It is Wednesday morning and I find myself waking up in Hong Kong, overlooking the harbour. Just a few days ago I was in Delhi, where we had a weekend exhibition of highlights from our upcoming second auction in India. In a few days I will be back in Mumbai, in one of my favourite places to stay, the Taj Mahal Palace, the venue for our auction on December 11th. When I am there, the hours will be swallowed up by a constant stream of visitors -- friends and collectors, some of whom have flown in from around India for the auction or to take a look at the works before deciding to bid remotely. I will spend the long days between Tuesday and Thursday of next week doing what I love the most -- talking about art with those who share my passion, both clients and colleagues.
But it can't all be work! I will take time to meet close friends in Mumbai and there is always the chance of happening upon or being invited to something completely unexpected, as always happens when traveling. Work won't stop in between as I battle with my new iPhone, whose keypad remains a challenge; my personal, and failing, Blackberry Bold; and my Indian Nokia mobile.
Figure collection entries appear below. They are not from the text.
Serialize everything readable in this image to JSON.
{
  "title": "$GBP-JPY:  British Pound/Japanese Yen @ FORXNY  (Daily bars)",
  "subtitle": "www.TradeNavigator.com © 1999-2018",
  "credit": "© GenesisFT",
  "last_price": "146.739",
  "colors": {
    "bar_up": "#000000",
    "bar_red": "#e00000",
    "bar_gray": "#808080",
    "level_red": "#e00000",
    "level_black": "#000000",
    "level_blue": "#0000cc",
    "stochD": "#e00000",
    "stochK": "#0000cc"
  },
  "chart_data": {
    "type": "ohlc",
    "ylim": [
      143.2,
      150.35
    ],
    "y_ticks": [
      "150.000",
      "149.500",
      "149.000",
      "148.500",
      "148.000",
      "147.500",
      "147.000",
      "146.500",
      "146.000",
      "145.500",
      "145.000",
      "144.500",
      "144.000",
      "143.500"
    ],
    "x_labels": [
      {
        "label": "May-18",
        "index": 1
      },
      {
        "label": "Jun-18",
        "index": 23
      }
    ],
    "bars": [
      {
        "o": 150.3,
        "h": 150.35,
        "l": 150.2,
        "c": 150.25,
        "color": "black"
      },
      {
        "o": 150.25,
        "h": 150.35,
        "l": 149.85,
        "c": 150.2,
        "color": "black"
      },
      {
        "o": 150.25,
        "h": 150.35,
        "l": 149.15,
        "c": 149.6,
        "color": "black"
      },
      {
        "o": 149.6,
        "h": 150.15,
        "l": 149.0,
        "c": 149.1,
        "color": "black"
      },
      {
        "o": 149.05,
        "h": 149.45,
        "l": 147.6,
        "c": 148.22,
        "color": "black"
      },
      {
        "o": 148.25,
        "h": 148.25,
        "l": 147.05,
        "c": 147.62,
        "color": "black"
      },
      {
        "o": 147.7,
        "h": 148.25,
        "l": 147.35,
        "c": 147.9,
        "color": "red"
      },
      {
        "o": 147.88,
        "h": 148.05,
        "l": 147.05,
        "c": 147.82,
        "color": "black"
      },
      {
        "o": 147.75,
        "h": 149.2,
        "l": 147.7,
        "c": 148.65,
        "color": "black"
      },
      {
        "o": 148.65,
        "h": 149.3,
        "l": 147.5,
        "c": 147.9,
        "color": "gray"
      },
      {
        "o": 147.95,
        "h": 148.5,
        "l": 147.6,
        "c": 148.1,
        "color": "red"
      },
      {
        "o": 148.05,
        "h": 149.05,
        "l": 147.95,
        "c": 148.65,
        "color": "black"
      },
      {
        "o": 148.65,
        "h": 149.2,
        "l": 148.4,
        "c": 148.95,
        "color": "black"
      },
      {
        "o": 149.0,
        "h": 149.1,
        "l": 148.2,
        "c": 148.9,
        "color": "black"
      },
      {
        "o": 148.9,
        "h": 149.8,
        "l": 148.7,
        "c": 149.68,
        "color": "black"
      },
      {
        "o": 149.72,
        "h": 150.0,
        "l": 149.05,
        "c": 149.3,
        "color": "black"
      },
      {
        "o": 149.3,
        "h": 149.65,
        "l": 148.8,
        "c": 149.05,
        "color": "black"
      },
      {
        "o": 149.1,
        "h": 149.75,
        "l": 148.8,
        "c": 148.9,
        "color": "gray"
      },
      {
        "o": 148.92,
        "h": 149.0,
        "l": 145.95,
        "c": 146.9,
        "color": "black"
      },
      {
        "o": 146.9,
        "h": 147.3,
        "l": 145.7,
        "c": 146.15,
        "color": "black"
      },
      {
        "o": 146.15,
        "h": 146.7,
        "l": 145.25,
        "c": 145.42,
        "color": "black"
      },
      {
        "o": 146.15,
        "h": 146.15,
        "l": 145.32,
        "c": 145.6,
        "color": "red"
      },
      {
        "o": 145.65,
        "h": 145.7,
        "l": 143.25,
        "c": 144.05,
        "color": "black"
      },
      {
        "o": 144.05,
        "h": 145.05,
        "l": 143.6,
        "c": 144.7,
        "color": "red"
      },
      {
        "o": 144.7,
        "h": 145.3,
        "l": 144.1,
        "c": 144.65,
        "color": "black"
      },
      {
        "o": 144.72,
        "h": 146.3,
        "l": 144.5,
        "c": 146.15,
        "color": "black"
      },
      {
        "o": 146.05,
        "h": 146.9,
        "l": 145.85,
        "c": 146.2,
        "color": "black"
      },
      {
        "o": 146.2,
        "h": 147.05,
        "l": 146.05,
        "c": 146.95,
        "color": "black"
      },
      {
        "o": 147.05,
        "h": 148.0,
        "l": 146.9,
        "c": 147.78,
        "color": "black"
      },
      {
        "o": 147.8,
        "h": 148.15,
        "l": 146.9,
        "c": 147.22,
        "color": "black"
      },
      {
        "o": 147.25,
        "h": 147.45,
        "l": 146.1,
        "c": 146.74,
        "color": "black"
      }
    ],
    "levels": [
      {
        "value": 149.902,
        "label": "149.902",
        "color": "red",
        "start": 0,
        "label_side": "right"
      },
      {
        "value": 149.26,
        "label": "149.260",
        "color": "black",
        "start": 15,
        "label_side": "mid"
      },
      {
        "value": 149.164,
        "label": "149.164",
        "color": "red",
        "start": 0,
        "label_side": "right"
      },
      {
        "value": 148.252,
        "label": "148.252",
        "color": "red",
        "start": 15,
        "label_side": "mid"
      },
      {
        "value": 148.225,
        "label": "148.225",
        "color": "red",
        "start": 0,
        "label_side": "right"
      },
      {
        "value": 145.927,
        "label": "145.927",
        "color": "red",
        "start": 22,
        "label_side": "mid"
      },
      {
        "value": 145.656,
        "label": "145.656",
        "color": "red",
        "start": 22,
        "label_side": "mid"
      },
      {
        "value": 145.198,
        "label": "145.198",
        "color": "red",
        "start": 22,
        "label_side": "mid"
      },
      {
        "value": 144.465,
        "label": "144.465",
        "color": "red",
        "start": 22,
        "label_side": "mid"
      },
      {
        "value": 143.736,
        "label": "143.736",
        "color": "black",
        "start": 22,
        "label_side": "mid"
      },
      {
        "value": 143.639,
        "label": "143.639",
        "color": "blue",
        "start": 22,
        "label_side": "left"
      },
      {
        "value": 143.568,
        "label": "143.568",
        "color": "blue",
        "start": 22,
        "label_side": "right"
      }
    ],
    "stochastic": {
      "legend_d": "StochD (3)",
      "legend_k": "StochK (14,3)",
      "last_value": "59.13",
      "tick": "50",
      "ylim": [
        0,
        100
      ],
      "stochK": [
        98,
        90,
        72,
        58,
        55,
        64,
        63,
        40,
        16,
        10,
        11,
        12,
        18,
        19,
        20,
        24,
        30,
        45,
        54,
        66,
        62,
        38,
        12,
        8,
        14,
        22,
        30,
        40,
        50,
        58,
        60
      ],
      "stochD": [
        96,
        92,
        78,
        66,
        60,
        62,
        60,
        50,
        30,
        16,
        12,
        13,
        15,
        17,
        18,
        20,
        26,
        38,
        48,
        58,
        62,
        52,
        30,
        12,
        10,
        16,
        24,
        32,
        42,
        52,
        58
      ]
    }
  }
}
These few days pass so fast and it is essential we take the opportunity of seeing as much as we can on the ground -- museums, galleries, private collections and new art spaces -- as well as managing the administration that makes the auction possible, such as registering clients to bid, providing them with information on tax, insurance and shipping, and every other aspect of the potential transaction.
By default I am always up early -- over Christmas I will catch up on sleep. My work involves looking after clients and they are based all over the world. When I am in Hong Kong or India, first of all I take care of overnight requests from America and then the emails from London, from colleagues and clients, which start pinging with frightening speed throughout the afternoon and into the night. Ours is a business that never sleeps -- auctions are constantly taking place in salerooms on three continents. The requests from clients are mostly condition reports, advice on works of art and appropriate bidding levels, and queries from first-time bidders or from those wanting to come along to view the works at the last minute. As a team we had much to learn last year about conducting an auction in a new environment: from making sure that everyone was fully conversant with lakhs and crores, to understanding the regulatory environment for registering new accounts and setting up bids. A massive administrative set-up was co-ordinated by colleagues both in the Mumbai office, the Dubai office and the rest of the world. Christie's on tour is a testament to the professionals who make it all happen, and we are doing it all again next week in India.
This year, as it is our second auction, the nerves will not be quite so high, as at least we know what to expect. a little adrenalin is not a bad thing; it is inevitable when we have worked so hard to put the sale together. It is all too easy to become so distracted by all the activity that you forget the reason we are all here and can attract the world's leading collectors to join us: the art itself. There are many frenetic moments -- handling the three phones around the clock -- but in between are the silent times when everyone is gone and when the exhibition space is just for me and I have a chance to linger in front of pictures that soon will disappear into private collections.